Washington, January 1 (ANI): A team of scientists has shown how it is possible to directly analyze DNA from ancient modern humans who lived around 30,000 years ago.

DNA that is left in the remains of long-dead plants, animals, or humans allows a direct look into the history of evolution.

So far, studies of this kind on ancestral members of our own species have been hampered by scientists' inability to distinguish the ancient DNA from modern-day human DNA contamination.

Now, a new research by Svante Paabo from The Max-Planck Institute for Evolutionary Anthropology in Leipzig, Germany, has overcomes this hurdle and shows how it is possible to directly analyze DNA from a member of our own species who lived around 30,000 years ago.

DNA is a hardy molecule and can persist, conditions permitting, for several tens of thousands of years.

Such ancient DNA provides scientists with unique possibilities to directly glimpse into the genetic make-up of organisms that have long since vanished from the Earth.

Using ancient DNA extracted from bones, the biology of extinct animals, such as mammoths, as well as of ancient humans, such as the Neanderthals, has been successfully studied in recent years.

The ancient DNA approach could not be easily applied to ancient members of our own species.

This is because the ancient DNA fragments are multiplied with special molecular probes that target certain DNA sequences.

These probes, however, cannot distinguish whether the DNA they recognize comes from the ancient human sample or was introduced much later, for instance by the archaeologists who handled the bones.

Using the remains of humans that lived in Russia about 30,000 years ago, Paabo and his colleagues now make use of the latest DNA sequencing techniques to overcome this problem.

These techniques, known as "second-generation sequencing," enable the researchers to "read" directly from ancient DNA molecules, without having to use probes to multiply the DNA.

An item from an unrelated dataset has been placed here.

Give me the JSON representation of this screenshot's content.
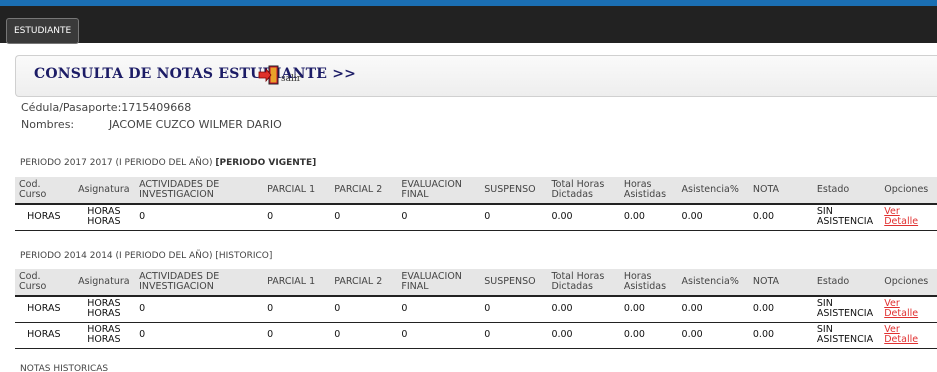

The application of this technology to the remains of members of our own species that lived tens of thousands of years ago now opens a possibility to address questions about the evolution and prehistory of our own species that were not possible with previous methods.

For instance, whether the humans living in Europe 30,000 years ago are the direct ancestors of present-day Europeans or whether they were later replaced by immigrants that brought new technology such as farming with them.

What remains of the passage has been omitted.